Regarding the crux that you mention in the edit:
If you mean precisely mathematically well-defined, then I think this is too high a standard. I think it is sufficient that we be able to point toward archetypal examples of optimizing algorithms and say "stuff like that".
I think the main reason I care about this distinction is that generalization error without learned optimizers doesn't seem to be a huge problem, whereas "sufficiently powerful optimizing algorithms with imperfectly aligned goals" seems like a world-ending level of problem. Do you agree with this?

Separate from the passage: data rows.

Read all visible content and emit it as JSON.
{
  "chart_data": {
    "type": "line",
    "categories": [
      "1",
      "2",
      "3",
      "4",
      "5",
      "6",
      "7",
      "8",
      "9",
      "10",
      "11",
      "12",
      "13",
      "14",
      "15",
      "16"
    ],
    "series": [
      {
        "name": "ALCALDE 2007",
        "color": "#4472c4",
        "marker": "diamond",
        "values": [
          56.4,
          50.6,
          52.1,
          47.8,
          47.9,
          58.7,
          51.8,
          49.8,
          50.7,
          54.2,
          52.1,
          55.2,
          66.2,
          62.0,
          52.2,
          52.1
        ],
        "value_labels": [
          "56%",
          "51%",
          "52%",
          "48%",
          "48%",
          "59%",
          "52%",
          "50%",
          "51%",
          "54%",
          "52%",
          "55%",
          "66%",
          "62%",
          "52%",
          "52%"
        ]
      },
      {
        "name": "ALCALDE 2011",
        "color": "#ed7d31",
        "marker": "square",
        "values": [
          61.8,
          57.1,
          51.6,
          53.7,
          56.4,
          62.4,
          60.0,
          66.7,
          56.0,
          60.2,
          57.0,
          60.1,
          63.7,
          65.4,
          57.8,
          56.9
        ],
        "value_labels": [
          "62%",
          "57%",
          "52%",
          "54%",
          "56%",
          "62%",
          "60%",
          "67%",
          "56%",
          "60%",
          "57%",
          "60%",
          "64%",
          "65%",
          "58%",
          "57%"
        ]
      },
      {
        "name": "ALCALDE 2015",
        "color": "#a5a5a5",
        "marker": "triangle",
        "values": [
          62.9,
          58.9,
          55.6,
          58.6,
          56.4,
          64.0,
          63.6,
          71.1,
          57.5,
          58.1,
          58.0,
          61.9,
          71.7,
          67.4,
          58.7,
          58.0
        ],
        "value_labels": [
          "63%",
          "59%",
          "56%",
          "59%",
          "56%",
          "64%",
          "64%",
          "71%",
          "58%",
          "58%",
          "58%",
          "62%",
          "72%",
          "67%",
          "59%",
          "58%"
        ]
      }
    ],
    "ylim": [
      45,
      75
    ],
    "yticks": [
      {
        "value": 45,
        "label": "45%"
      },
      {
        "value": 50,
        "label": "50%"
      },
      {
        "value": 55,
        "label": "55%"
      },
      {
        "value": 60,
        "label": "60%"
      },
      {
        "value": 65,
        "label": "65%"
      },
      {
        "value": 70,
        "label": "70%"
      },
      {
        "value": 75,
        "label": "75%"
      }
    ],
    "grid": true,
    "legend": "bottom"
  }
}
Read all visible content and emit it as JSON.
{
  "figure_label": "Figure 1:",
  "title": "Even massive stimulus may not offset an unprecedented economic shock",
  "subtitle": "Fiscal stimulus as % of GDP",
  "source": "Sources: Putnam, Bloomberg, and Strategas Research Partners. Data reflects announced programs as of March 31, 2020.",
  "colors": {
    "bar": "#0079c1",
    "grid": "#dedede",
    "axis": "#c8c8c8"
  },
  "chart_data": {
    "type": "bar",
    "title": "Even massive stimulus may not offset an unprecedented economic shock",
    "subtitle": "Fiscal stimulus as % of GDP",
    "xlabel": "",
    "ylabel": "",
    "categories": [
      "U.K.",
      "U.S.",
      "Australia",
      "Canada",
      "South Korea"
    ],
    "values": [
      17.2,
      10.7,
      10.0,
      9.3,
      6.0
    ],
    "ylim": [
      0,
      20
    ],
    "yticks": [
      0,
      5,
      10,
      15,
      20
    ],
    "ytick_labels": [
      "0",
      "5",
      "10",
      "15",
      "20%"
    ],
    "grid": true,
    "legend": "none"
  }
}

Firstly, yes I agree that it makes a lot of sense to defer to Evan who coined the term, and as far as we both can tell he meant the narrow definition. I actually read that comment before and misremembered its content so was originally under the impression that Evan had revised the definition to be broader, but then realized this is not the case.
I am still skeptical that there is any clear difference between optimizer / non-optimizer AI’s. Any AI that does a task well is in some sense optimizing for good performance on that task. This is what makes it hard for me to clearly see a case of generalization error that is not inner misalignment.
However, I can see how this can just be a framing thing where depending on how you look at the problem it’s easier to describe as “this AI has the wrong objective” vs “this AI has the correct objective but pursues it badly due to generalization error”. In any case, both of these also seem equally dangerous to me.
The problem with distinguishing these is that for a sufficiently complex training objective, even a very powerful agent -y AI will have a “fuzzy” goal that isn’t an exact specification of what it should do (for example, humans don’t have clearly defined objectives that they consistently pursue). This fuzzy goal is like a cluster of possible worlds towards which the AI is causing our current world to tend, via its actions/outputs. Pursuing the goal badly means having an overly fuzzy goal where some of the possible convergent worlds are not what we want. Inner misalignment, or having the wrong goal, will also look very similar, although perhaps a distinction you could make is that with inner misalignment fuzzy goal has to be in some sense miscentered.
Recently I've seen a bunch of high status people using "inner alignment" in the more general sense, so I'm starting to think it might be too late to stick to the narrow definition. E.g. this post.
I disagree with this. To me there are two distinct approaches, one is to memorize which actions did well in similar training situations, and the other is to predict the consequences of each action and somehow rank each consequence.
I disagree with this, but I can't put it into clear words. I'll think more about it. It doesn't seem true for model-based RL, unless we explicitly build in uncertainty over goals. I think it's only true for humans for value-loading-from-culture reasons.